Before the elevated parkway that shrouds South Street was built in the early 1940s, and renamed FDR Drive after the president’s death in 1945, South Street itself was right at the edge of the island, and the East River licked at it and occasionally inundated it. The prows and bowsprits of sailing ships hung over it.
At its northeastern end, it made a dogleg at Montgomery Street, with Front Street taking its place and running northeast. In the 1890s, South Street came to an end at the now-vanished Corlears Street. the bend in the East river north is called Corlear’s Hook.

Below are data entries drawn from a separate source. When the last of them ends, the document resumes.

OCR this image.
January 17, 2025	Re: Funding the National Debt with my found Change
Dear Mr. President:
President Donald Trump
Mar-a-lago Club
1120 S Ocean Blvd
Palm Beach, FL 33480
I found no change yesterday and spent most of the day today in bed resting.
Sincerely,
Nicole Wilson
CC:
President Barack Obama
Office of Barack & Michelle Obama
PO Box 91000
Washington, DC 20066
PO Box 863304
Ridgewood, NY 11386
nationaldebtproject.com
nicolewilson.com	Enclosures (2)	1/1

This 1949 Hasgtrom finds the Lower East Side in transition. The East River Drive is still new, while most of the major housing projects that dominate the neighborhood haven’t appeared yet with the exception of the Vladeck Houses, the Al Smith Houses, and Knickerbocker Village, and most of the area’s cross streets are still completely intact.
The city has never quite known what to call the elevated viaduct over South Street. It’s called the East Side Express Highway, or the South Street Expres Viaduct, or a combination of those terms. (I imagine most motorists just call it the FDR Drive.)
Here, the South Street dogleg is preserved, ending at Pier 45 (today there are no piers north of Pier 17, in the Seaport). Front Street continues to run along the East River Drive, which is a surface road east of Gouverneur Slip. Today, Front Street gets no further north than Dover Street.
Today the DOT marks the FDR Drive as far south as Montgomery Street, which is a two-lane route with a center mall running along the Vladeck Houses. Montgomery has always been the point where South Street doglegged to the east, and to this day, traffic uses it to gain access to the FDR Drive going northbound.
Thus, Montgomery can claim to be the only street that intersects both South Street and the FDR Drive.